Aun cuando sonríe, Secundino Rincón tiene una mirada de mucha concentración. Es un planificador y su perseverancia es evidente en el negocio de fabricación de trapeadores que ha creado frente a la casa de su familia, en una calle tranquila de Santo Domingo, la capital de la República Dominicana.

Cuando nos reunimos, Secundino viste el uniforme azul de operario de maquinaria pesada en el departamento local de transporte, su trabajo diurno. Ha venido corriendo a su casa en la hora del almuerzo para mostrarnos el negocio que él y su familia han estado construyendo durante más de seis años. Cuando no maneja máquinas, fabrica trapeadores. Sus tres hijos, entre adolescentes y veinteañeros, también ayudan en el negocio. El mayor de ellos estudia en la universidad local.

Por su inclinación planificadora, Secundino, que empezó sólo con las herramientas básicas, logró expandir y modernizar el equipo y las instalaciones a medida que su negocio fue creciendo con los años.

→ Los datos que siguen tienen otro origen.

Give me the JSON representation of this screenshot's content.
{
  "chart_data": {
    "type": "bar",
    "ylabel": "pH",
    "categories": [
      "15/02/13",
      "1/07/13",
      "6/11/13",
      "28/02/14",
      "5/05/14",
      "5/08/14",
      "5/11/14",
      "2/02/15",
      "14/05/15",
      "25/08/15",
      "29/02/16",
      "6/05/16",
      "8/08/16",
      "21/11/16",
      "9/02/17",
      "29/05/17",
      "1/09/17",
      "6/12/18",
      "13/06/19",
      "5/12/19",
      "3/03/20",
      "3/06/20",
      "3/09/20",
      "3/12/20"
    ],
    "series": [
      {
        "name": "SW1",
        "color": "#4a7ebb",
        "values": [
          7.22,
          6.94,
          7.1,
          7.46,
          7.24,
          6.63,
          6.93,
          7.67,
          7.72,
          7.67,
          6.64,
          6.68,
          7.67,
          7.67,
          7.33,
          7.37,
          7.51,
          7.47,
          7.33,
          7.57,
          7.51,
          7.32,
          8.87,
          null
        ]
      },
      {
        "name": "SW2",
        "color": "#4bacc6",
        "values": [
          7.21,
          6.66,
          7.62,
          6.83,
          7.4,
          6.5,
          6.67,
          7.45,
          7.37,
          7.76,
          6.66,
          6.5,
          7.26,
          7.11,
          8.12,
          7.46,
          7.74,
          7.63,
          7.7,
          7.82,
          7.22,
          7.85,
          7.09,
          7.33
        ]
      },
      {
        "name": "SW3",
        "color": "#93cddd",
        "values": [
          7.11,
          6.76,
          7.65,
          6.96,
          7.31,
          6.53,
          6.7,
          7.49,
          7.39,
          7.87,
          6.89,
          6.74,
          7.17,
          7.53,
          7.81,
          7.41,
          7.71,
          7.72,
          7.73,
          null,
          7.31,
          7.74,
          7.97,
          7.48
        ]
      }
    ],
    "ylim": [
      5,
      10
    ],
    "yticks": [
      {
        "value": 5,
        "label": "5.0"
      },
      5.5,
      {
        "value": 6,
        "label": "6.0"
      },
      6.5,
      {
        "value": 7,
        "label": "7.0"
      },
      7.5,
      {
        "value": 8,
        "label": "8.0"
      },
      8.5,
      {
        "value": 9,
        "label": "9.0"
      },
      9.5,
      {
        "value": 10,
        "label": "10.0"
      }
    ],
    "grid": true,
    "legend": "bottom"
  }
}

Recuerda que empezó con un pequeño taller de madera y un préstamo de USD 1.100 del Banco Ademi, un socio de Acción desde hace mucho tiempo. Acción ayudó a fundar el banco a principios de la década de los 80 y actualmente sirve a más de 150.000 clientes en todo el país. El préstamo del Banco Ademi le permitió ampliar el taller, transformar la estructura de madera en una de cemento, producir en grandes cantidades y empezar a venderles a tiendas y compañías grandes. Ha construido un segundo piso de madera y metal corrugado que en el futuro planea hacer de cemento.       

Más por necesidad que por nostalgia, conserva las herramientas originales con que empezó, como una manivela para ovillar las hebras de los trapeadores y un juego de machetes enormes para tallar los mangos de madera. Estas herramientas funcionan siempre, aun durante los frecuentes y a veces prolongados apagones que afectan a muchas regiones del país.

Trabajando duro y con una buena planificación y el apoyo del Banco Ademi, Secundino ya ha logrado proveer a su familia de un medio de vida en el presente y para el futuro.